The Bobble Row takes 5 times as long to knit as the rest of the rows, because of all the additional stitches it requires to make the bobble. Knit purl knit purl knit into one stitch on the front, purl back those 5, knit across the 5 stitches again… for each bobble.
Hang in there with me. There’s a point to this.
Essentially, there are two different sets of instructions for making the bobble in this pattern. On the first bobble row of the hat, I followed the “make bobble” instructions, which have you completing the bobble on the bobble row by slipping the extra stitches over. The hat instructions have you purling 5 together on the next row, on the way back – which I dutifully followed after I noticed the instructions were different.

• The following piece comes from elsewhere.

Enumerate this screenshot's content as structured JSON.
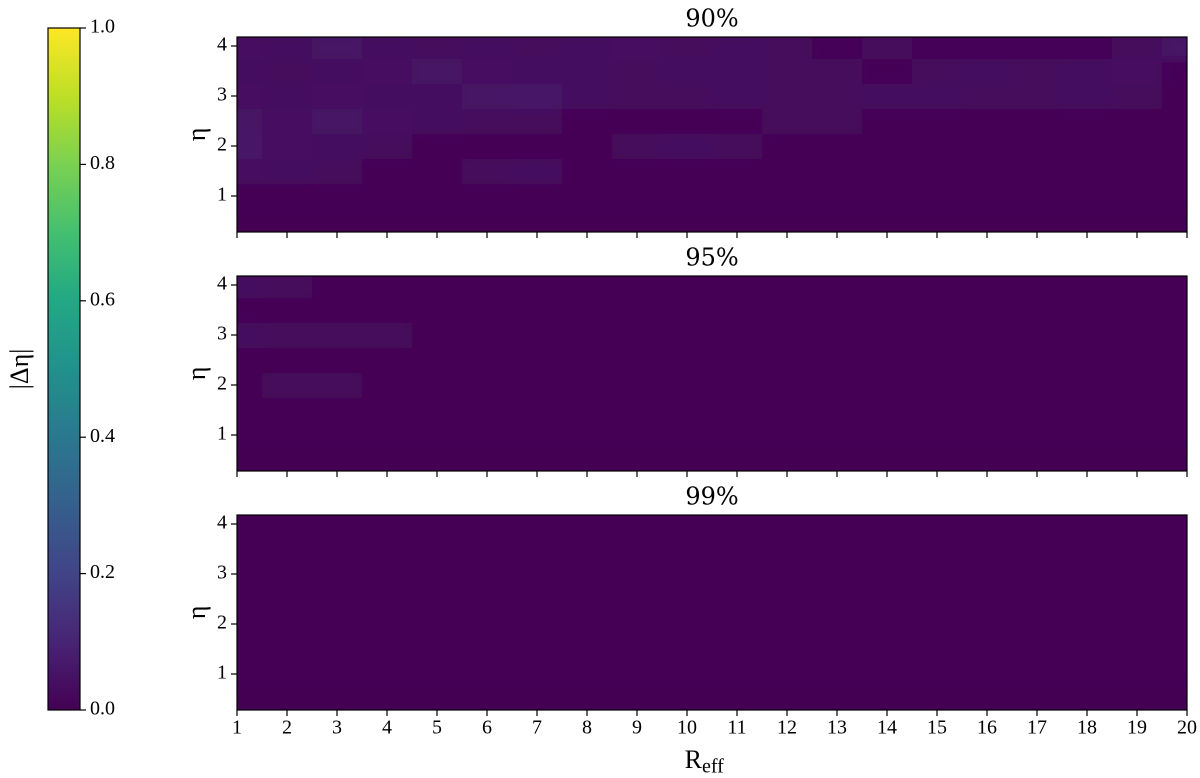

Purling 5 together is no easy feat, and the process can be riddled with mistakes. It is much simpler to slip the stitches over the bobble while you are on the bobble row. In fact, completing the bobble on the bobble row is much faster and more efficient, because you can just knit and purl on the other 3 pattern rows. And the bobble looks identical.
Ergo, you should complete the bobbles on the bobble row. Feel free to apply this tidbit of wisdom to life as well as knitting. I think it is something akin to doing it right the first time. Or maybe it is about not doing things the hard way.
Unless you know a reason why I should complete the bobble on the next row? Please leave me a comment if you do! Or just to say hi. That’s nice, too.
I hope there is a good reason why I should be knitting this hat flat and seaming it instead of knitting it in the round. Maybe some shaping magic? I can dream.